Opening a basket of aid at the Dosquet community center, 50 kilometers southwest of Quebec City, Maureen Vachon broke down as she read messages of support from the volunteers who welcomed her at one of her last stops as part of her walk at the end of his life through the province. .
“My God, this is so nice,” Vachon said, wiping away a tear. “I have never experienced such sympathy and empathy as I do now.”
Vachon is wearing his fourth pair of running shoes and has walked more than 2,000 kilometers.
Completely alone, equipped only with a backpack, walking poles, and her phone, she has been on the road since April 24, live-streaming her trip to hundreds of friends (and strangers) across the province who have become involved in her story. .
In 2019, Vachon was diagnosed with stage 4 metastatic breast cancer that had spread to her bones and lymph nodes. Earlier this year, he made the call to leave the hospital and go on one last journey.
“After 52 rounds of treatments, I was really tired,” Vachon said. “I felt like I had become some kind of statistic and I didn’t feel like myself anymore. I didn’t feel like Maureen.”
His sister mentioned the Chemin du Québec, a walking route that connects Montreal to the Gaspé Peninsula. It is an American version of the Camino de Santiago: a long route destined to be a spiritual pilgrimage.
“I thought, ‘Wow, this kind of trail exists, I could travel to Cap-Gaspé on foot.’ I fell in love with the idea. I decided, ‘Okay, this is what I’ll do to have a beautiful ending to my life.'”
Chemin du Québec confirmed to CBC that Vachon is the first person to complete the entire course, all the way to Cap-Gaspé and back. As of now, with Vachon being held in Princeville, Que. — They say that he has already traveled more kilometers than anyone else.
“I’m the first,” Vachon says, adding that from the beginning she had prepared for a physically taxing journey.
“The backpack was half full and I said to myself: ‘Okay, you have to be able to travel at least 25 kilometers with it.'”
Raising money for hospice care
Walking more than 15 kilometers a day, rain or shine, Vachon has raised more than $12,000 for Maison Saint-Raphaël, a hospice residence in Montreal where he hopes to spend his final days.
“We are very happy that he did that,” said Olivia Lévêque, executive director of the facility.
“Not just for the fundraising part, of course we really need [that]but it’s also the message she’s giving.”
Lévêque says that some people have started their own walk or initiative after being inspired by Vachon’s journey.
“She always says ‘I’m living now’. So that’s the message we tell every person who comes here: it’s very important to live. You’re not a disease,” Lévêque said.
‘We are trying to cheer her up even though we don’t know her’
Along the way, Vachon is joined by her followers on her Facebook page, some of whom have opened their homes and shared meals with the 53-year-old as she passes through town.
“I saw it on Facebook by chance,” said Josée Turcotte, a resident of Saint-Agapit, Que.
“I told myself that I would follow her so I could experience a little bit of what it would be like to walk this path. It also made me want to help because cancer affects everyone. My mom and other members of my family died of cancer.”
Every morning over breakfast, Turcotte checks on Vachon’s progress.
“Maureen tells us where she’s going,” Turcotte said. “So I’m thinking of her… We’re trying to cheer her up even though we don’t know her.”
On Sunday, Turcotte joined Vachon in walking 20 kilometers to his home in Saint-Agapit.
“It was like we were good friends. We talked about everything under the sun,” Turcotte said.
“I was on Cloud 9 because my goal was to ride part of this trail and then share it with her.”

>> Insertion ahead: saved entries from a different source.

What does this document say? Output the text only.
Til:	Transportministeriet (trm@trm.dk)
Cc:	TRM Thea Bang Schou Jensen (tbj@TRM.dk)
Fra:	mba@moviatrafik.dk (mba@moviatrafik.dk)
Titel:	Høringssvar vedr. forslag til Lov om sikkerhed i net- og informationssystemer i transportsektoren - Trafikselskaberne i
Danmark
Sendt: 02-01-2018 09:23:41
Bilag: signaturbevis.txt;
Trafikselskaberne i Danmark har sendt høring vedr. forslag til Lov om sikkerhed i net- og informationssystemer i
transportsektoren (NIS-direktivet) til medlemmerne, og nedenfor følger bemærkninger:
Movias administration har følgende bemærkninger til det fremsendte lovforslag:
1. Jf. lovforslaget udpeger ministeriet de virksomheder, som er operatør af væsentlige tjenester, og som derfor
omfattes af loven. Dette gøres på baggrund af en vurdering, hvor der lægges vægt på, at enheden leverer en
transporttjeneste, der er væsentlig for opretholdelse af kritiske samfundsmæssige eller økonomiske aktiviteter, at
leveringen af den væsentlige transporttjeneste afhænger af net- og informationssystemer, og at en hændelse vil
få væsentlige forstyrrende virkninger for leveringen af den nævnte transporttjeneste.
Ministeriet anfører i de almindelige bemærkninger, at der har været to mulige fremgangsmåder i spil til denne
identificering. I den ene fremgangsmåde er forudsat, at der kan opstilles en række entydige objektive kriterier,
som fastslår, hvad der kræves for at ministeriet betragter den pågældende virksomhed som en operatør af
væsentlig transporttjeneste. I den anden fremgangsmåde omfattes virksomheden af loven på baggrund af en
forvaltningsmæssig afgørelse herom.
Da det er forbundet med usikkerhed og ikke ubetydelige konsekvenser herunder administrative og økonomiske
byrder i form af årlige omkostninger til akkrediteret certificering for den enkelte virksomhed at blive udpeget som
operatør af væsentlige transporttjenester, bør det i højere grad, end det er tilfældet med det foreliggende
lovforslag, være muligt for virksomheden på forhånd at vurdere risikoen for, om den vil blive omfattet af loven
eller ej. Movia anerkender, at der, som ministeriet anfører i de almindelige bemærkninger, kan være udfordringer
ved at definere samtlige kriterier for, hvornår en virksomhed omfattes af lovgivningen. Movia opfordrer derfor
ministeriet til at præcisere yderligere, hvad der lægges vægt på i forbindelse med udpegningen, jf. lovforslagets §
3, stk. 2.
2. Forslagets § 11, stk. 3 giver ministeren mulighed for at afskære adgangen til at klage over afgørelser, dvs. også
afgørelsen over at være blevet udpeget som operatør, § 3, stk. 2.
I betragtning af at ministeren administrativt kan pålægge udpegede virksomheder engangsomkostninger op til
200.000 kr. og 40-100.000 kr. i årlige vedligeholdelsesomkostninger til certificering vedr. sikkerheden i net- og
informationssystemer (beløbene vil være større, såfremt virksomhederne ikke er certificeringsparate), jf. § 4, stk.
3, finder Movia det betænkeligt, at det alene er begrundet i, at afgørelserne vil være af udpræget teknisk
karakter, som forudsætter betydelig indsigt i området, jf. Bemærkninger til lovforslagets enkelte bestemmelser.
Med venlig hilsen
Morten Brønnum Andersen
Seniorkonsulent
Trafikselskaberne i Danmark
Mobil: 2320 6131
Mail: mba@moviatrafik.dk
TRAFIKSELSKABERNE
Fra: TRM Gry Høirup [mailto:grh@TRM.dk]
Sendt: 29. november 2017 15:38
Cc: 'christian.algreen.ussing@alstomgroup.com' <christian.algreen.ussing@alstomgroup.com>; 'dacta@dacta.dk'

Turcotte says it was an honor for her to experience just a part of what Vachon has been through in recent months.
“Towards the end I shared his pain, because after 15 kilometers you start to feel a little bit of pain in the whole body,” Turcotte said.
“[But] You are walking with a woman who has cancer all over her. And then my legs start to hurt … But tomorrow she will leave with these aches and pains.
‘I wanted to end my days as they began’
Vachon says the support of strangers-turned-friends like Turcotte has overwhelmed her, and in her final months she hopes she can return to parts of the region she’s been exploring.
“I gave myself the biggest gift,” Vachon said.
“I couldn’t see myself, I couldn’t see myself, dying in a hospital or in a CHSLD. I wanted to end my days as they began, with dignity… Because the first steps are as important as the last ones.”